Many, many Americans who were alive when President Kennedy was shot in Dallas have also since passed. Fewer and fewer Americans remain alive, people who were around and felt the jarring, world-shaking impact of however many bullets were fired by snipers. Even Kennedy's enemies were horrified. The nation unified, rallied around Lyndon Johnson, the 36th president, from the moment he took office at Love Field in Dallas. It was a unification that wouldn't be given another Chief Executive until the next major disaster on 9/11/2001.
But everything, even the most horrendous events, ossify into history. Everything loses its impact, starting with living emotional memory.
Now we're making another of the same mistakes that humans make in their cyclical idiocy. People are telling us to prepare for war
if democracy and the majority of voters fail to vote out people they don't like.

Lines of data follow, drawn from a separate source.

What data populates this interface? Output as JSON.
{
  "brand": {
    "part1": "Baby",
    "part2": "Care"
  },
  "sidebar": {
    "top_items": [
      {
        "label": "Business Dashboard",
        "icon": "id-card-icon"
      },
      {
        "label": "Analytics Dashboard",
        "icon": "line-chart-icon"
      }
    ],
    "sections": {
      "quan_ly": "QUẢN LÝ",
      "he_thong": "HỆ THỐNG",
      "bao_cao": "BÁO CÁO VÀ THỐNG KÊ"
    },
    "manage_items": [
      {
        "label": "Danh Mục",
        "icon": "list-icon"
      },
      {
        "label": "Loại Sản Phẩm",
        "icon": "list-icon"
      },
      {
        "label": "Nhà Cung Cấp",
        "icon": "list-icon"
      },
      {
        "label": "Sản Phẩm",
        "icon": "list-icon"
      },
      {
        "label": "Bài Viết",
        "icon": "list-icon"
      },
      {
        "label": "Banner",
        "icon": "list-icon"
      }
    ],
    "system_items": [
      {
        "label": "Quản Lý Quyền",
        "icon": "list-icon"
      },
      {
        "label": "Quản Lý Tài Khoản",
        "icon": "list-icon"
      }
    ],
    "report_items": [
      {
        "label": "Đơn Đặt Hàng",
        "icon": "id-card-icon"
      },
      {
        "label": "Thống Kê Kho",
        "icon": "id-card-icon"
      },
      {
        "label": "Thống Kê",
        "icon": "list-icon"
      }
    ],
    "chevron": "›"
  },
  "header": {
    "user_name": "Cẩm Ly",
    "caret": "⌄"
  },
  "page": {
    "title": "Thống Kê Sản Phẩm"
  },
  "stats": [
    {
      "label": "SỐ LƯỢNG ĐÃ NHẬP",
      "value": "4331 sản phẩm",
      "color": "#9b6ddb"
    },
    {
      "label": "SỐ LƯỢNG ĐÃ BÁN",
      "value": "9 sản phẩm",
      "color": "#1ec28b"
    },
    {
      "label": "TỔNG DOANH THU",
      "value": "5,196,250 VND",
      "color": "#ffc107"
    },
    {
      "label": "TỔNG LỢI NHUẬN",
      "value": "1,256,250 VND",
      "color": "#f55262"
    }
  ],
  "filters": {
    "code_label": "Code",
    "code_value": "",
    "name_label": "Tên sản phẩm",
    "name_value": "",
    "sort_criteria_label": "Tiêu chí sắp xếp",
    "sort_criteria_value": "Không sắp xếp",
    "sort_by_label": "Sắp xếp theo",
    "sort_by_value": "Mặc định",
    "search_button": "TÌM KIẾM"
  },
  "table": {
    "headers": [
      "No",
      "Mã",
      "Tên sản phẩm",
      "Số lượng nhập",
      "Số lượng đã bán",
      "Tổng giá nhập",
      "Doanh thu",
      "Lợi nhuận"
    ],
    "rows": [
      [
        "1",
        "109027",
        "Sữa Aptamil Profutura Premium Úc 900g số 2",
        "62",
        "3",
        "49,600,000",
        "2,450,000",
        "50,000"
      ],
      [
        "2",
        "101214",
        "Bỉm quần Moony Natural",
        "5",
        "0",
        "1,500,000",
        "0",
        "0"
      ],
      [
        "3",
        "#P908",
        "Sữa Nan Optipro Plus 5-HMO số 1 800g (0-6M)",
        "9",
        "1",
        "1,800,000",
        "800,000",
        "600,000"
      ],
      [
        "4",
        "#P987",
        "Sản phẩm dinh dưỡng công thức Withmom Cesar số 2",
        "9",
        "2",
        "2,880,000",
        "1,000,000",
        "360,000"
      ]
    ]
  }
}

People are "praying"
for President Obama, even if the prayer is from Psalm 109:8, that states, "Let his days be few; and let another take his office."

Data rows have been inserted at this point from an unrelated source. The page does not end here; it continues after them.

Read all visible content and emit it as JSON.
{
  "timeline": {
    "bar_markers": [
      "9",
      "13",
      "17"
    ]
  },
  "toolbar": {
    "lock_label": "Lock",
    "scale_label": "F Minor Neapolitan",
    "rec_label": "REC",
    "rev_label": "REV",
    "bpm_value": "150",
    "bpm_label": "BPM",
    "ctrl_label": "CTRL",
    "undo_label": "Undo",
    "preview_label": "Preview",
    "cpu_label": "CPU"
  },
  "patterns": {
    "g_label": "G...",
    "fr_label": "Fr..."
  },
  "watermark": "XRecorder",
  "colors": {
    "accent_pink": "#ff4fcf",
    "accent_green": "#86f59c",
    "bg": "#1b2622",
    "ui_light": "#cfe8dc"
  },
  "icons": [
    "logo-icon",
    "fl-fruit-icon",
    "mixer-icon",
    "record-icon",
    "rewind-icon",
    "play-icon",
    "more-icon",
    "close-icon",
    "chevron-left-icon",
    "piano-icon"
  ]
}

Even Kennedy's mortal enemies, and he had many to be sure, weren't so crass as to try to make a buck off their own derangement syndrome.
We have learned nothing. We have not even learned that we have learned nothing, we're such a historically-comatose, stupified nation, a collectively bloated, self-absorbed WALL*E nation of semi-sentient blobs. We still have yet to learn, nor will likely ever learn, of the folly, the tragedy, the sheer human and financial waste of needlessly invading and occupying nations. We've yet to learn how dangerous our words are when political commentary plainly veers into sedition, treason and openly inciting violence.

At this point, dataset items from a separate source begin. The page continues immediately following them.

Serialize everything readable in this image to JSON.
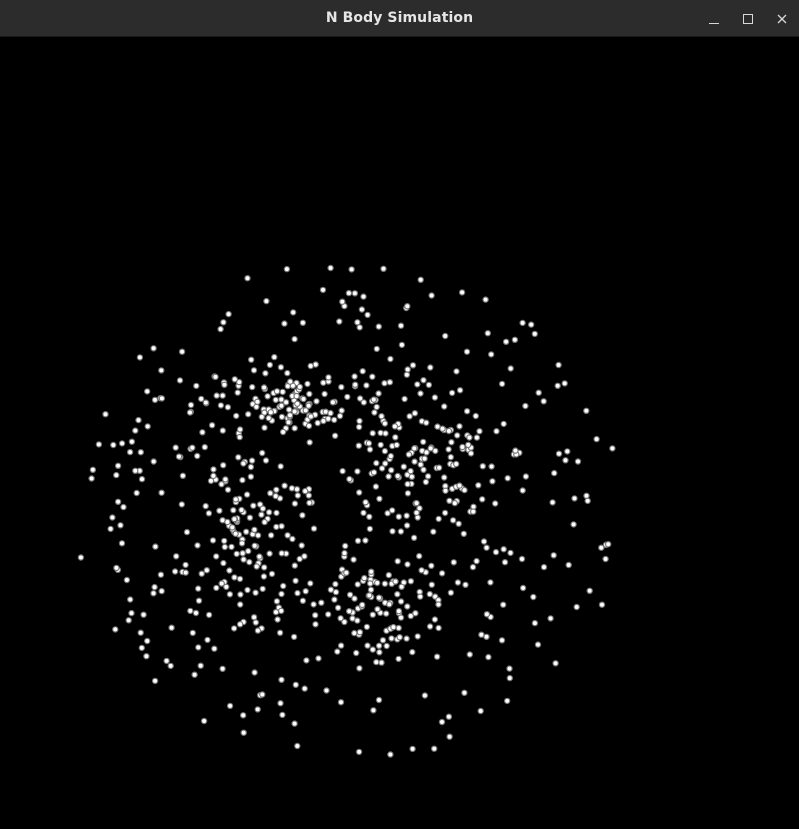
{
  "window": {
    "title": "N Body Simulation",
    "controls": {
      "minimize_icon": "minimize-icon",
      "maximize_icon": "maximize-icon",
      "close_icon": "close-icon"
    }
  },
  "simulation": {
    "background_color": "#000000",
    "body_fill": "#ffffff",
    "body_stroke": "#777777"
  }
}
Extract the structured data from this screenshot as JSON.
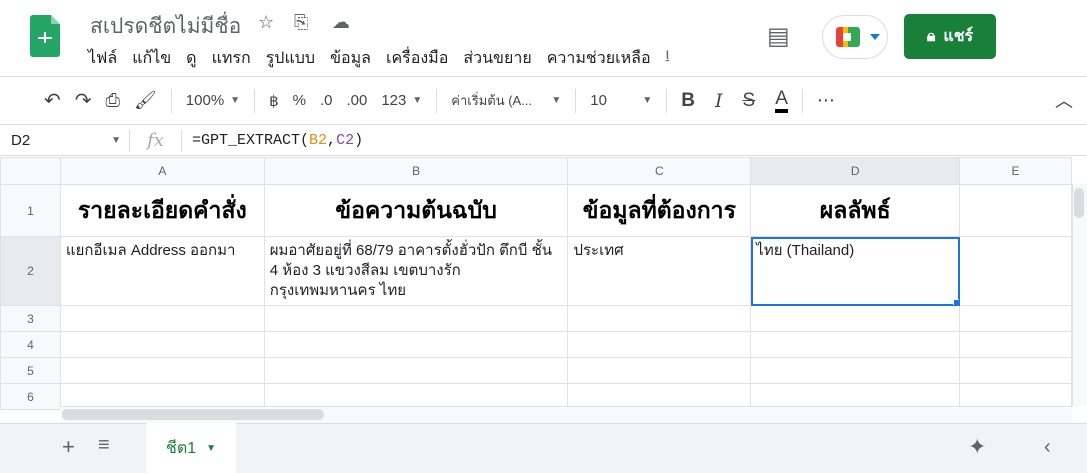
{
  "doc": {
    "title": "สเปรดชีตไม่มีชื่อ",
    "share_label": "แชร์"
  },
  "menu": [
    "ไฟล์",
    "แก้ไข",
    "ดู",
    "แทรก",
    "รูปแบบ",
    "ข้อมูล",
    "เครื่องมือ",
    "ส่วนขยาย",
    "ความช่วยเหลือ",
    "ι"
  ],
  "toolbar": {
    "zoom": "100%",
    "currency": "฿",
    "percent": "%",
    "dec_less": ".0",
    "dec_more": ".00",
    "format": "123",
    "font": "ค่าเริ่มต้น (A...",
    "size": "10",
    "bold": "B",
    "italic": "I",
    "strike": "S",
    "color": "A",
    "more": "⋯"
  },
  "formula_bar": {
    "cell": "D2",
    "fx": "fx",
    "prefix": "=GPT_EXTRACT(",
    "ref1": "B2",
    "comma": ",",
    "ref2": "C2",
    "suffix": ")"
  },
  "columns": [
    "A",
    "B",
    "C",
    "D",
    "E"
  ],
  "rows": [
    "1",
    "2",
    "3",
    "4",
    "5",
    "6"
  ],
  "cells": {
    "A1": "รายละเอียดคำสั่ง",
    "B1": "ข้อความต้นฉบับ",
    "C1": "ข้อมูลที่ต้องการ",
    "D1": "ผลลัพธ์",
    "A2": "แยกอีเมล Address ออกมา",
    "B2": "ผมอาศัยอยู่ที่ 68/79 อาคารตั้งฮั่วปัก ตึกบี ชั้น 4 ห้อง 3 แขวงสีลม เขตบางรัก กรุงเทพมหานคร ไทย",
    "C2": "ประเทศ",
    "D2": "ไทย (Thailand)"
  },
  "sheets": [
    {
      "label": "ชีต1"
    }
  ],
  "colors": {
    "accent": "#188038",
    "selection": "#1a73e8"
  }
}
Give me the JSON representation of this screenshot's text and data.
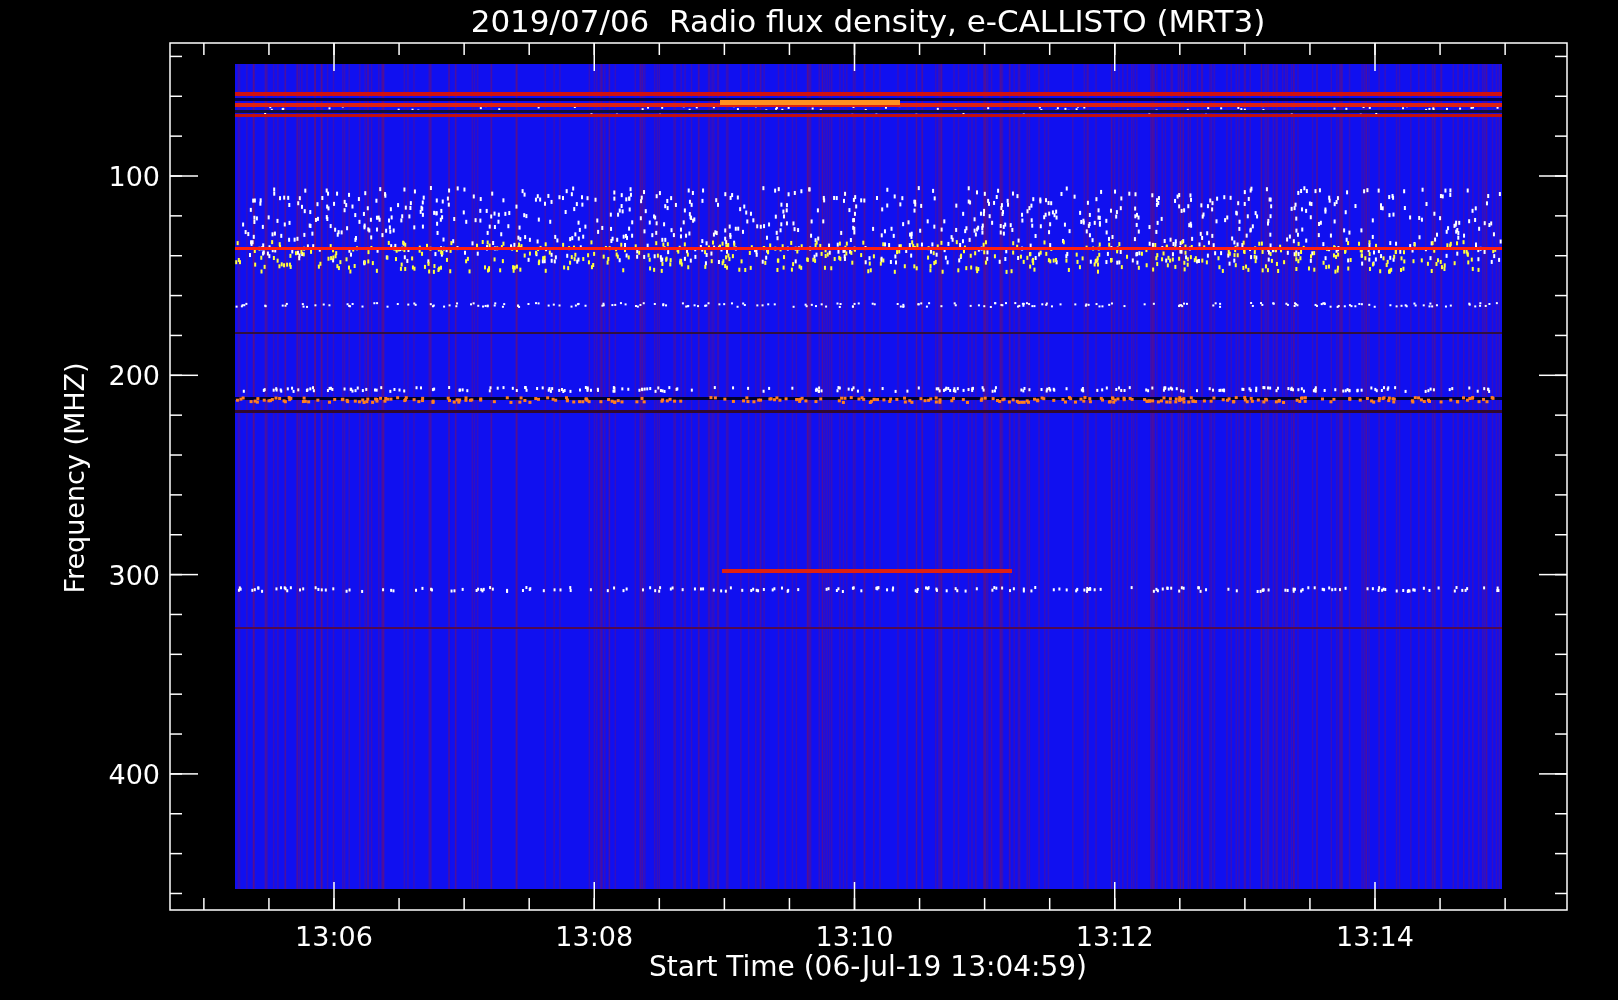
{
  "title": "2019/07/06  Radio flux density, e-CALLISTO (MRT3)",
  "y_axis": {
    "label": "Frequency (MHZ)",
    "ticks": [
      "100",
      "200",
      "300",
      "400"
    ]
  },
  "x_axis": {
    "label": "Start Time (06-Jul-19 13:04:59)",
    "ticks": [
      "13:06",
      "13:08",
      "13:10",
      "13:12",
      "13:14"
    ]
  }
}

When Kennedy's head was blown off in Dallas 46 years ago, everyone but the people involved were shocked and stunned beyond words. Long forgotten before his coffin was pulled down Pennsylvania Avenue by a riderless horse was the hate rhetoric, the wanted posters of Kennedy as a war criminal distributed throughout Dallas on November 22nd.
But there was no sense of responsibility, of accountability, and it didn't matter very much whether Kennedy was killed by a lone nut named Lee Harvey Oswald who'd responded to the hate rhetoric or if it was a well-orchestrated but badly covered-up conspiracy.
This time around, we are all responsible if we don't stand up and push back against the ignorant hatred and outright bigotry and racism that dares not speak its name ("Me, bigoted? That's laughable."). We all will be to blame if we don't push back against ignorant and factually bankrupt associations (Obama and Ft. Hood, like Saddam and al Qaeda, Iraq and 911, etc.).
Instead, we ought to echo the words of lifelong Republican John Wayne, who famously said after Kennedy's election, "I didn't vote for him, but he's my president and I hope he does a good job."
I won't be reciting Psalm 109:8 any time soon but I will give that an amen.